Kenneth Timmerman writes for the New York Post about the demise of journalism.

I have covered war, espionage and intrigue for major news organizations in the United States and around the world, including the New York Times, Newsweek, Time magazine, Reader’s Digest, CBS 60 Minutes, ABC News, Le Monde, L’Express, Le Point, and many others. That was when these organizations still tried to be “mainstream” and did not pull punches, self-censor and lie to protect their political allies. 

Only when I was fired by Time in 1994 for investigating a story that threatened President Bill Clinton and many senior officials in his administration did I begin to understand that the mainstream media was dead. …

… I returned to the States after 18 years overseas to work for Congressional Democrat Tom Lantos as a specialist on weapons of mass destruction, and subsequently joined a new investigative team at Time magazine. Sources in the AFL-CIO Machinists Union tipped me off to strange doings at the B-1 bomber plant in Columbus, Ohio, midnight visits by Chinese intelligence officers, and frustrated US Customs agents.

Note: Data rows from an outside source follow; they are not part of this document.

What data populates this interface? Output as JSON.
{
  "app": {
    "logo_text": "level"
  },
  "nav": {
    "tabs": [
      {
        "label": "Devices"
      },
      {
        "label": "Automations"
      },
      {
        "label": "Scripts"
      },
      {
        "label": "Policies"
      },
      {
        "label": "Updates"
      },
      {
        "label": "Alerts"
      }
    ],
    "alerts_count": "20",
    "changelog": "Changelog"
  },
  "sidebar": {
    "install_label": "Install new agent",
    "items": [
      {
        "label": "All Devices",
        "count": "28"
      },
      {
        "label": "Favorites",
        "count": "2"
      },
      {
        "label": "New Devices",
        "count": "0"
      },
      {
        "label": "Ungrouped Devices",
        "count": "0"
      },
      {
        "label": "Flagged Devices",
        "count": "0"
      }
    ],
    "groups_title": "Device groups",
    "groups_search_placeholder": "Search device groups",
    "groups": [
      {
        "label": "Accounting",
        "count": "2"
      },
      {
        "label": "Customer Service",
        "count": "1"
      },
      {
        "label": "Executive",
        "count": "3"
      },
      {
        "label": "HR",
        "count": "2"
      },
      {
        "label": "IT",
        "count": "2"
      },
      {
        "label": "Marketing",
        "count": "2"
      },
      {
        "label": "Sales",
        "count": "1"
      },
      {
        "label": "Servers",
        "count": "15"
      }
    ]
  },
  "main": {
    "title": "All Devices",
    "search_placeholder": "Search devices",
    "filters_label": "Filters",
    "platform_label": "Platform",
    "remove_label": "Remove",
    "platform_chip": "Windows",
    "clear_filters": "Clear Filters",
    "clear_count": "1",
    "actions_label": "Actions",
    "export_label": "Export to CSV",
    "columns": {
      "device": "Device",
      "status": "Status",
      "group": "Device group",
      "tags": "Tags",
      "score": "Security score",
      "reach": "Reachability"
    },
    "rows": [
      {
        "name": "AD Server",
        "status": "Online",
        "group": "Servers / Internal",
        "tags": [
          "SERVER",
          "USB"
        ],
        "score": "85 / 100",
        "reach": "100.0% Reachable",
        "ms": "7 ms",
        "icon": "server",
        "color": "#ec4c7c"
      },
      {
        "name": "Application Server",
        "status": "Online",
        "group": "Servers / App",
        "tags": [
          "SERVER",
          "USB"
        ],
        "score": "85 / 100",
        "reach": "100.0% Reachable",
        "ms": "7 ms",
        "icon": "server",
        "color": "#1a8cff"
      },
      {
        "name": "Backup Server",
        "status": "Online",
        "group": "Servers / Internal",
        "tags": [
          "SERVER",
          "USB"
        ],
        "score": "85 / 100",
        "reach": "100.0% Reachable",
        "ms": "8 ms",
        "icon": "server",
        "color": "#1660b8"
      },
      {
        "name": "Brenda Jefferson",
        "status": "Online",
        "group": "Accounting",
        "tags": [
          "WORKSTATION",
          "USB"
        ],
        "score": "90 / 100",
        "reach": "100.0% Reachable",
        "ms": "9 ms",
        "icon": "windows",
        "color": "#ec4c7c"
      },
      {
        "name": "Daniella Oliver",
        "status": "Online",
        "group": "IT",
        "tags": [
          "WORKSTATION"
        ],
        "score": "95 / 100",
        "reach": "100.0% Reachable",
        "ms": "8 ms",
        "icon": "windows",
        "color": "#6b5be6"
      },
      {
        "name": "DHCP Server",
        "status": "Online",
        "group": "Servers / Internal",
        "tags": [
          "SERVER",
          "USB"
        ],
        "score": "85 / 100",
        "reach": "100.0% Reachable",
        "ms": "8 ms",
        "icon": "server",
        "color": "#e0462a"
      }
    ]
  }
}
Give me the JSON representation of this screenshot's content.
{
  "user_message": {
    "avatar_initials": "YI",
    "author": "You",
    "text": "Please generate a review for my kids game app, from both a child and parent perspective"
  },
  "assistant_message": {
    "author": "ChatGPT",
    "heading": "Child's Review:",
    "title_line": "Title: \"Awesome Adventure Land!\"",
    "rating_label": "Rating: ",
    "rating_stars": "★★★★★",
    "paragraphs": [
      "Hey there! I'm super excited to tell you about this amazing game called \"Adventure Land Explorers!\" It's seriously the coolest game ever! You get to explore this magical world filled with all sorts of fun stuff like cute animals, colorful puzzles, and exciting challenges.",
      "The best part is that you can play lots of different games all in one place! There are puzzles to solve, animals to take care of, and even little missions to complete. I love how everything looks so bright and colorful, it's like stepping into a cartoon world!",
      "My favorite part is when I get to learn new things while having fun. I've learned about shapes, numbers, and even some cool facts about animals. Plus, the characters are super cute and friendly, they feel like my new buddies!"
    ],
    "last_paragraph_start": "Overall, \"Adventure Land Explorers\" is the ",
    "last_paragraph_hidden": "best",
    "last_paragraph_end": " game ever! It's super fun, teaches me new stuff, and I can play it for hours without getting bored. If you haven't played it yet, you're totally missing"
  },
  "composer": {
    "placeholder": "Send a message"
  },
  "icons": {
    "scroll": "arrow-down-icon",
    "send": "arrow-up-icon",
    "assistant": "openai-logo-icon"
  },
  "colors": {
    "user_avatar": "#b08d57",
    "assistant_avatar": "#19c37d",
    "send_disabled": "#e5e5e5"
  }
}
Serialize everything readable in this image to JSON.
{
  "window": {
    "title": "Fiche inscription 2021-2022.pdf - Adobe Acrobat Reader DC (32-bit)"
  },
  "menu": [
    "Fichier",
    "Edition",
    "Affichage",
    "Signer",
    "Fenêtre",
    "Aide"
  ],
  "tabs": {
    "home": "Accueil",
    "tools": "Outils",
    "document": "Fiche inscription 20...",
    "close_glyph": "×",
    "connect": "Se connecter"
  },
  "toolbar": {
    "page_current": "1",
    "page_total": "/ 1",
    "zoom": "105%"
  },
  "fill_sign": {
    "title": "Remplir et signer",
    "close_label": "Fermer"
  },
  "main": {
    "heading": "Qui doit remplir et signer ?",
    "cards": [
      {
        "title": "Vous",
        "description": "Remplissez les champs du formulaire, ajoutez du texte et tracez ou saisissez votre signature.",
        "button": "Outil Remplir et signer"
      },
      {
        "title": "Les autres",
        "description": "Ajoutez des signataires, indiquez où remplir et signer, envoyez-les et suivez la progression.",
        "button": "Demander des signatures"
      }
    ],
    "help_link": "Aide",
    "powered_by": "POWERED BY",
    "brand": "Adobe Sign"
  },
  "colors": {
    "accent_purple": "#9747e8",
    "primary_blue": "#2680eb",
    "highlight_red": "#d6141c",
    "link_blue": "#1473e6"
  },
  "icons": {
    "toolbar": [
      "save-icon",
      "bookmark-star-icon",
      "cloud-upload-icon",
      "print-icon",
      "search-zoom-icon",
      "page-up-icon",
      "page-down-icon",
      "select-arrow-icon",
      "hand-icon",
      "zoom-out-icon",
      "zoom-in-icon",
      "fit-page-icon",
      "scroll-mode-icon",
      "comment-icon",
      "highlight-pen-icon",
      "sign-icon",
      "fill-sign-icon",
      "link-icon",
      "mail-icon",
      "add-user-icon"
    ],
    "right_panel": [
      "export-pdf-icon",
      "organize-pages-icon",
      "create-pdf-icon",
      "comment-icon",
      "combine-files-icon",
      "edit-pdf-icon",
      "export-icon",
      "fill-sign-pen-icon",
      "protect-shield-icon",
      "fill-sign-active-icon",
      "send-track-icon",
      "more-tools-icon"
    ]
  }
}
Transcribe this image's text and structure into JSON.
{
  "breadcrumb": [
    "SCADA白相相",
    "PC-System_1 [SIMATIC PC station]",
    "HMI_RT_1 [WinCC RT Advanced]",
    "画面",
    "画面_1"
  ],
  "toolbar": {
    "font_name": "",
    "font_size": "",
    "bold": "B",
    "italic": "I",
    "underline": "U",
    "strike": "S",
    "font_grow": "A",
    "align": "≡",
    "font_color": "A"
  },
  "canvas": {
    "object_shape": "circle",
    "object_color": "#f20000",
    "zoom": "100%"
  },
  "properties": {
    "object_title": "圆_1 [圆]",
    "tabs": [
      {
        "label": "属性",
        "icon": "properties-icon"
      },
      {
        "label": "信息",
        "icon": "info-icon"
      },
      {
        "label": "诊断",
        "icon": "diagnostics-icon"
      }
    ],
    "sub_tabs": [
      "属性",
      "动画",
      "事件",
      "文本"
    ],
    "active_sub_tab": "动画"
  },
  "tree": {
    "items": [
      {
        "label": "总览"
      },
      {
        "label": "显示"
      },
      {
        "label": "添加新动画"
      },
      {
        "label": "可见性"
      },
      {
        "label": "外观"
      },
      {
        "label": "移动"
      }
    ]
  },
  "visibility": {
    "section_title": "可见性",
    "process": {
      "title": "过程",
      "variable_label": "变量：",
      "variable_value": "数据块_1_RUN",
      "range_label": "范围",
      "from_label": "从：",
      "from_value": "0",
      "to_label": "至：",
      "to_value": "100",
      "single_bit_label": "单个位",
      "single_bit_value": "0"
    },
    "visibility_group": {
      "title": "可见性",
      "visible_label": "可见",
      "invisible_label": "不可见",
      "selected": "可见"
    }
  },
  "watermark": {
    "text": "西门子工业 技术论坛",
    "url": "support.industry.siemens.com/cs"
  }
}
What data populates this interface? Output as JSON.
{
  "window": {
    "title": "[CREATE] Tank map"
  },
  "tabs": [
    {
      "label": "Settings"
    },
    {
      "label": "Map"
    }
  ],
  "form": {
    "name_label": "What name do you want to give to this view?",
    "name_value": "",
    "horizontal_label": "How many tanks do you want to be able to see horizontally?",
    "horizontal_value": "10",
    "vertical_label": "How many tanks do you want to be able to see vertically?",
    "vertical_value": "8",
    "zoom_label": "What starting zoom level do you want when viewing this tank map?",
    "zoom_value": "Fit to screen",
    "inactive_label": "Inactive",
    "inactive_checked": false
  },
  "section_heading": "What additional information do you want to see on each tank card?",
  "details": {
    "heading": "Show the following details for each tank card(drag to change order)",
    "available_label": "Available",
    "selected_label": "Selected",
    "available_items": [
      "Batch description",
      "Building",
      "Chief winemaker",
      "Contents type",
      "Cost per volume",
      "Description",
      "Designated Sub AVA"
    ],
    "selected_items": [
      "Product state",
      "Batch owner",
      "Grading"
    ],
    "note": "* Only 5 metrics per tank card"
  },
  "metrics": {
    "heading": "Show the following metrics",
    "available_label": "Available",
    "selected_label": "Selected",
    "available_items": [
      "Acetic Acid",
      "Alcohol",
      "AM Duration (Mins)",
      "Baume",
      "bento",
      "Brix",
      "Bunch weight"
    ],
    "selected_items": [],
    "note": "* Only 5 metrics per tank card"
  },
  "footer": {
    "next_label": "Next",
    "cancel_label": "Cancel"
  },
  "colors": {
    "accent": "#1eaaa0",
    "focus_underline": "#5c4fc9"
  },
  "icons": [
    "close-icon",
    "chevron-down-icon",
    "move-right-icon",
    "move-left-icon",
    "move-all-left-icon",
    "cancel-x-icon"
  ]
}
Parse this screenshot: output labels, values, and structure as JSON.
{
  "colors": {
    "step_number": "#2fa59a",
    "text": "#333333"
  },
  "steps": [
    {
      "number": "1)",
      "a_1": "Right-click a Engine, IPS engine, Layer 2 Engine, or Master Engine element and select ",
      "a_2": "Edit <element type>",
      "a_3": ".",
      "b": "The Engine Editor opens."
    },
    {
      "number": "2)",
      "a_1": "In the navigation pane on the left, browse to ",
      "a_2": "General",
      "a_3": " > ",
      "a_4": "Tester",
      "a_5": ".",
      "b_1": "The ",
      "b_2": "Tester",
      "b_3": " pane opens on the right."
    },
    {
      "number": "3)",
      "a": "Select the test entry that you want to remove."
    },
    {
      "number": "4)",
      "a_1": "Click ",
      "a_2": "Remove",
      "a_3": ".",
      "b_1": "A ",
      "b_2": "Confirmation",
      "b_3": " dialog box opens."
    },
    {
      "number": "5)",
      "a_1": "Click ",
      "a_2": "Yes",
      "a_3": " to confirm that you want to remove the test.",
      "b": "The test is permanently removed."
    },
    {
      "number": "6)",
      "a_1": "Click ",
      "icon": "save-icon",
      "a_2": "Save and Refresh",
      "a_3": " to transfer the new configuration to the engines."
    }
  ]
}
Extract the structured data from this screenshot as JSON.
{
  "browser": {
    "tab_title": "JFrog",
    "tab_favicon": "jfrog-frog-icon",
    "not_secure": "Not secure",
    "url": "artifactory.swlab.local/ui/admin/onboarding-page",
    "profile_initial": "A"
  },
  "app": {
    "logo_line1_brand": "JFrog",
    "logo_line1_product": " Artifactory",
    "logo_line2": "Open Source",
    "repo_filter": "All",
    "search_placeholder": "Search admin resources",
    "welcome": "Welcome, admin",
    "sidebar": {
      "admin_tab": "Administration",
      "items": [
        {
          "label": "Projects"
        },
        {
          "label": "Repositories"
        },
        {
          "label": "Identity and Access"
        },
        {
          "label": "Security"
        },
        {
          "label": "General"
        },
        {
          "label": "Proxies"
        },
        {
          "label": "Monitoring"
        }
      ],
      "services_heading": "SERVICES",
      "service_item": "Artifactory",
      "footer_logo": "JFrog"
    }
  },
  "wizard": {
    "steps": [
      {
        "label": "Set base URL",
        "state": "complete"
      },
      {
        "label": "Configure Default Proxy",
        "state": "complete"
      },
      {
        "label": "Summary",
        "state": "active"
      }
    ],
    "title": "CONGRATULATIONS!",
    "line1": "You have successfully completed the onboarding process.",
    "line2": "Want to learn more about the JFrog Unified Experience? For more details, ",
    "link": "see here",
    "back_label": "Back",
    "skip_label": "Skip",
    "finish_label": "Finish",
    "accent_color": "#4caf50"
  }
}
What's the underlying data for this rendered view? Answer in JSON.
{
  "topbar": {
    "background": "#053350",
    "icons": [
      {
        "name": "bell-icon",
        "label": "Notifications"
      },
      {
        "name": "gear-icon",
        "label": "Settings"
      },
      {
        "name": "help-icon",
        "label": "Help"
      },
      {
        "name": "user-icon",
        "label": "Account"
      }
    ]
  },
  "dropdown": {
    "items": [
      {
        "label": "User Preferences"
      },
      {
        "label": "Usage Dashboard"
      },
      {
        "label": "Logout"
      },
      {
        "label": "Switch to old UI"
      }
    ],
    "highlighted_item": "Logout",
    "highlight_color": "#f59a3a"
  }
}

As I investigated, encouraged by Timeeditors, I uncovered and documented a massive effort by China to buy sensitive military production gear from US weapons plants, seemingly with the benediction — or at least, a blind eye — from Clinton administration officials. 

Eventually, along with other reporters, I put together a four-page story on the scheme that was scheduled to run in mid-July 1994. After a Friday lunchtime staff meeting, the Washington, DC, editor, came into my cubicle. “You’ve pissed off people in the administration with your questions,” he said.

“I thought it was my job to ask difficult questions of the administration,” I said.

He fired me on the spot and pulled the story, which ran a year later under the title “China Shops” in the conservative American Spectator magazine.